Skiër links: Skiër links is het gebied links van een skiër die op dat moment een piste op de berg af skiet.
Skiër's rechts: Rechts van de skiër is het gebied rechts van een skiër die op dat moment een piste op de berg af skiet.
Skijoring: Skijoring is een heel andere manier van skiën, waarbij een roedel honden of een ander dier de skiër over de grond trekt, meestal op een vlakker oppervlak. Het wordt vaak uitgebeeld in films en films, waar je de dieren vastgemaakt aan een bepaalde set ski's over een oppervlak ziet vliegen.
Opgespoord: Deze term kan worden gebruikt om een specifieke piste op de berg aan te duiden die zo vaak is gebruikt dat de sneeuw in slechte staat is. Nadat er lange tijd overheen is geracet, begint het specifieke spoor te verslechteren en onbruikbaar te worden voor skiërs.

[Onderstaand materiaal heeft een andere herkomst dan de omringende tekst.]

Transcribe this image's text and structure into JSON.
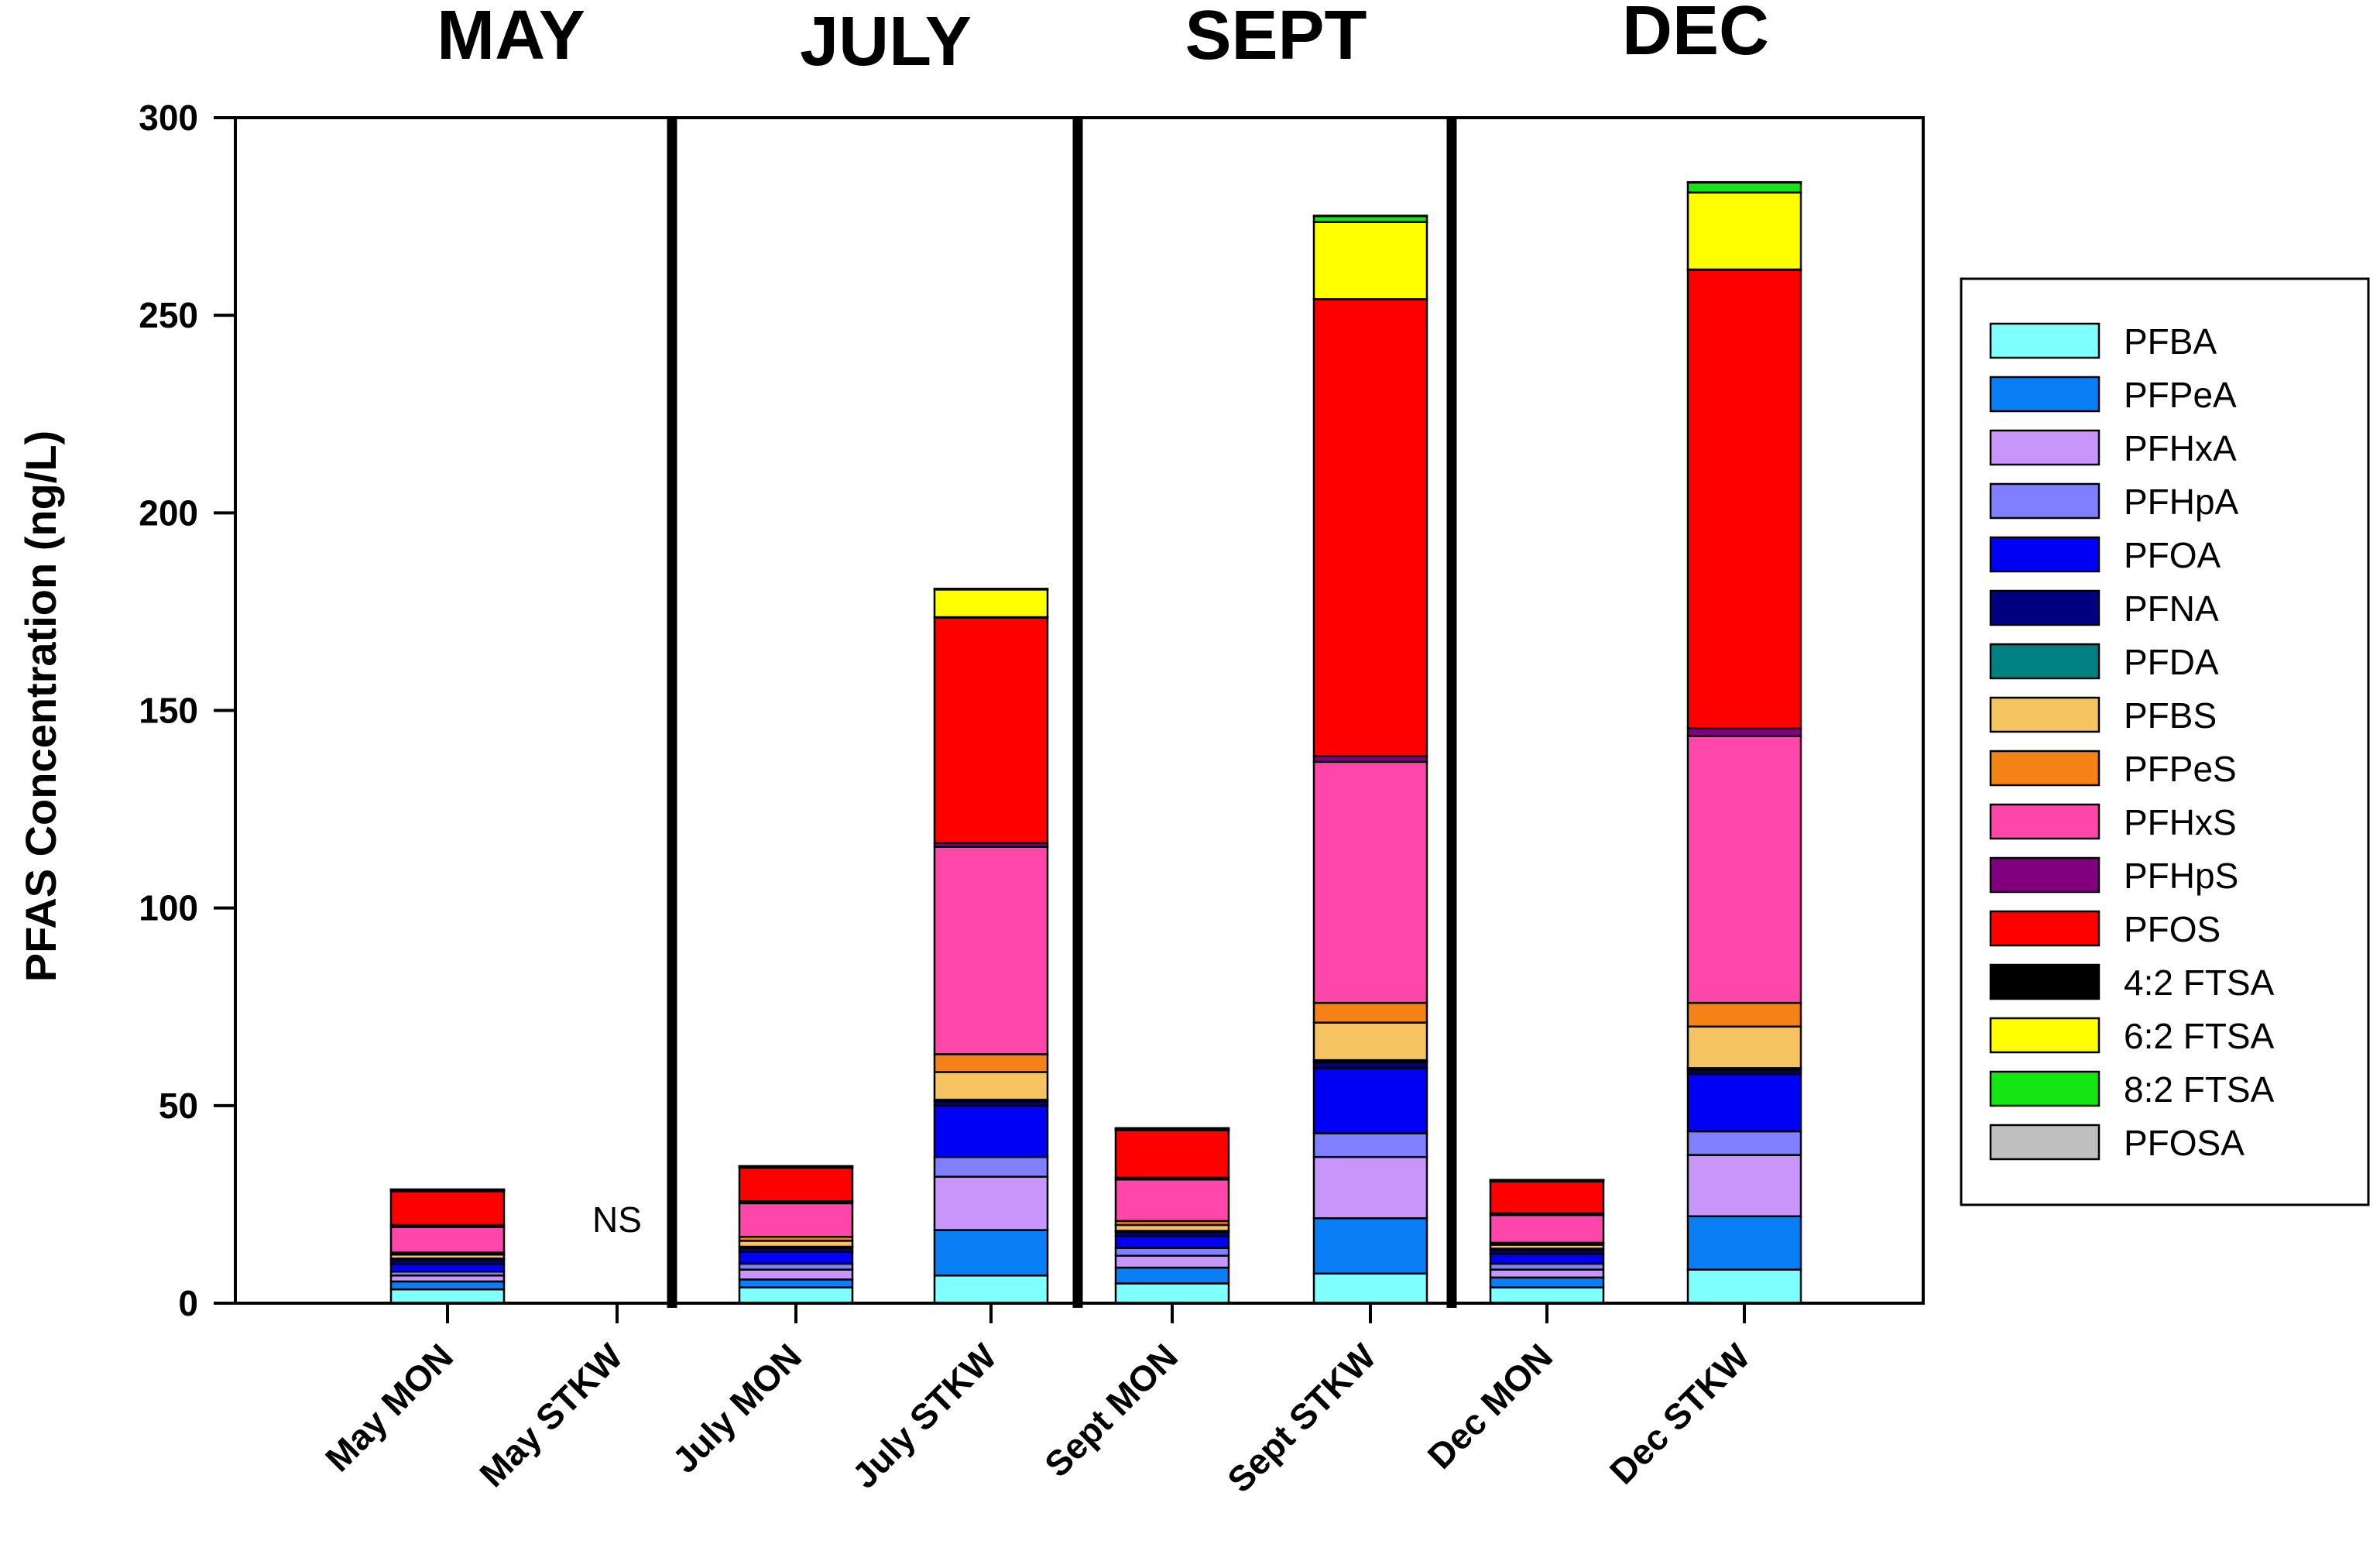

White Out: Bepaalde delen van het bergpad waar het weer of externe factoren de zichtbaarheid van wat de skiër kan zien tot vrijwel nul beperken. Dit zijn zeer gevaarlijke omstandigheden, en de kans is groter dat een skiër die zich op grotere hoogte op het bergpad bevindt, dit overkomt.
Yard Sale: Een term die wordt gebruikt om te beschrijven wanneer iemand die van een bergpad afrijdt, een ongeluk krijgt waardoor mogelijk veel van de skiërs met hun uitrusting in het gebied terechtkomen. Gebeurt vaak bij gloednieuwe skiërs die de controle over hun ski's nog niet volledig onder de knie hebben.